Why do I want to become a full-time investor?

The short answer is that this is my version of Financial Independence, Retire Early (FIRE). If I was to retire early I would grow bored real fast, get fat or be hard to live with. But, there are no chance that I will work until the retirement age, which in Norway is 67. The retirement age is expected to increase and is already higher in other Nordic countries.

To achieve my goal I’m depending on a high savings rate, increasing my active income, developing passive income and investing to compound my assets.

In numbers: Goal of 10 million Norwegian Krones in free capital (not including my real estate where i live).

With a dividend yield of approximately 4%, this will give me an annual dividend income of 400.000,- NOK.

My savings rate is around 50%, but will increase as my income increases. Next year I’m aiming for 55% and 60% in 2021.

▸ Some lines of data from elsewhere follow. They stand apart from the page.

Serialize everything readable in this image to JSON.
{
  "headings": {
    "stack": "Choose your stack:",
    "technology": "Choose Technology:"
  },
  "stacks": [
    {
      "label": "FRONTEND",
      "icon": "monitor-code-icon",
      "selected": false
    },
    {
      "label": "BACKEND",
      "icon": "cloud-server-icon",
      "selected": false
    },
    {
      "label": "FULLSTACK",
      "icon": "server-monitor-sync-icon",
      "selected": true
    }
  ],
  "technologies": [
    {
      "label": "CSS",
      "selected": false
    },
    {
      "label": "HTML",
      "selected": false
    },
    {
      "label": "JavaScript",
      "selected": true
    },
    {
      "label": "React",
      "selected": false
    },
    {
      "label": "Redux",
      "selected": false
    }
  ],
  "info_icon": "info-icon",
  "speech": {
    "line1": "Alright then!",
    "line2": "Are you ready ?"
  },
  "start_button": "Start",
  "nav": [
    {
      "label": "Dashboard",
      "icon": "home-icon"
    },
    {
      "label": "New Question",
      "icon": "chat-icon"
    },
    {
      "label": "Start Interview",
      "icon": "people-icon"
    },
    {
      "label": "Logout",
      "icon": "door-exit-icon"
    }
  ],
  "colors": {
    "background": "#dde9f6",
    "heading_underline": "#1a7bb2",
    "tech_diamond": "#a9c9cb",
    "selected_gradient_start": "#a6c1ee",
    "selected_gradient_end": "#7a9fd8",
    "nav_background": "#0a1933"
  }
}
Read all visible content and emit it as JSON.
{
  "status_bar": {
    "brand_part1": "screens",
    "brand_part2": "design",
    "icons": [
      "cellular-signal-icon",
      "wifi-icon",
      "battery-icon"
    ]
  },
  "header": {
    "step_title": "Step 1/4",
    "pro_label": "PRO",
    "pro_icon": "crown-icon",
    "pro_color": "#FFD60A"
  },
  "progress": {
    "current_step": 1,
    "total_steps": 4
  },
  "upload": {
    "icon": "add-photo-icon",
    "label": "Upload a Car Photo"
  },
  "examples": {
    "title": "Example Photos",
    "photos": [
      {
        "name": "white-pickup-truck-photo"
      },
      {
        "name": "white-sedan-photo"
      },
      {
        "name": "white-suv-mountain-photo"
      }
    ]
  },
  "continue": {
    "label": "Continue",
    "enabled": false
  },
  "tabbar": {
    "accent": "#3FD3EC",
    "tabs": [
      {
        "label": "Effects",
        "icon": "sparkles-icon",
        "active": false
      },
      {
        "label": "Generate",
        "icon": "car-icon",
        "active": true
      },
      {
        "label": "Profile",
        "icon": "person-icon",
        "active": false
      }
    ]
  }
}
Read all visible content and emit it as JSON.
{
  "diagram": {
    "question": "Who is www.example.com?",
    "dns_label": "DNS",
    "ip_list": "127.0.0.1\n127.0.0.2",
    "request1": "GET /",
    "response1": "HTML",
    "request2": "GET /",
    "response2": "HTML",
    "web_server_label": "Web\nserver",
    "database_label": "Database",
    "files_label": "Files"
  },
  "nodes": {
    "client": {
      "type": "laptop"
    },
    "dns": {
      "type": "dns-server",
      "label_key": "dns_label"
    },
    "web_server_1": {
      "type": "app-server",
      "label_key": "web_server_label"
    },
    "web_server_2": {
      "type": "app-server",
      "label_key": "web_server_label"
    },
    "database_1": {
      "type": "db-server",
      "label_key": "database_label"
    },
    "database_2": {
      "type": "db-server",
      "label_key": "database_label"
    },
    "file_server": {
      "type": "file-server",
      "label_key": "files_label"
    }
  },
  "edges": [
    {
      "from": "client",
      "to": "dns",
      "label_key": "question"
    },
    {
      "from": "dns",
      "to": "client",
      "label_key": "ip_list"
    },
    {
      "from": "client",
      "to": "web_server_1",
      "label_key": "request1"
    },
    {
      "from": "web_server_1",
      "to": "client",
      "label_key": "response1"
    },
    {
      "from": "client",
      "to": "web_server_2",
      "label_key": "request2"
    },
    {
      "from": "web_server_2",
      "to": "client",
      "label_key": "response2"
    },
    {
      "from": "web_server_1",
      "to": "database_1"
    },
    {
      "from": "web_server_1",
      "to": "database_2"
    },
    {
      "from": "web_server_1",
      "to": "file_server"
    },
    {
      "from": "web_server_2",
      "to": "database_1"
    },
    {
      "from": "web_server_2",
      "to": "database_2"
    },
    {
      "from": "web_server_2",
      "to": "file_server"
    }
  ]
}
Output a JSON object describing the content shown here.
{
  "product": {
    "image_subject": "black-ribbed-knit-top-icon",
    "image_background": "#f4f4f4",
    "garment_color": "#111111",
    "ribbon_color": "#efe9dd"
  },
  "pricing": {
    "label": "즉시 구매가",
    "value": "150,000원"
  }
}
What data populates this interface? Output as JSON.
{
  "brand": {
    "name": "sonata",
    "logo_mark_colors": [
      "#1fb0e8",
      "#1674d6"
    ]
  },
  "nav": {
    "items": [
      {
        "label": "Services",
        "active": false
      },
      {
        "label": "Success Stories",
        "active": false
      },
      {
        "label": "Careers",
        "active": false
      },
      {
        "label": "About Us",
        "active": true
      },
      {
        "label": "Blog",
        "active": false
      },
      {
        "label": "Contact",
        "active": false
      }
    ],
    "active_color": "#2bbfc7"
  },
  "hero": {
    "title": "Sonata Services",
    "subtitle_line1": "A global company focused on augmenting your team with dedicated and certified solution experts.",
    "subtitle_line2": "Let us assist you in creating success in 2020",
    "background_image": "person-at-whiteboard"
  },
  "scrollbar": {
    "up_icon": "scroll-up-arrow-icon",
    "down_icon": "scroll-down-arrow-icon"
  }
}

In the stock market my goal is to achieve a annual return of 10%. I’m not disappointed if my return one year is 10% and the general stock market is up 15%, but I will be disappointed if my return is only 5% and the stock market is down 5%. The reason why is because compounding relative outperformance to the stock market doesn’t make you wealthy if the return is low or negative. To read how I will achieve this annual return, see the post «The investment strategy – part 1». In short, I’ll exploit special situations and the power of dividend growth investing.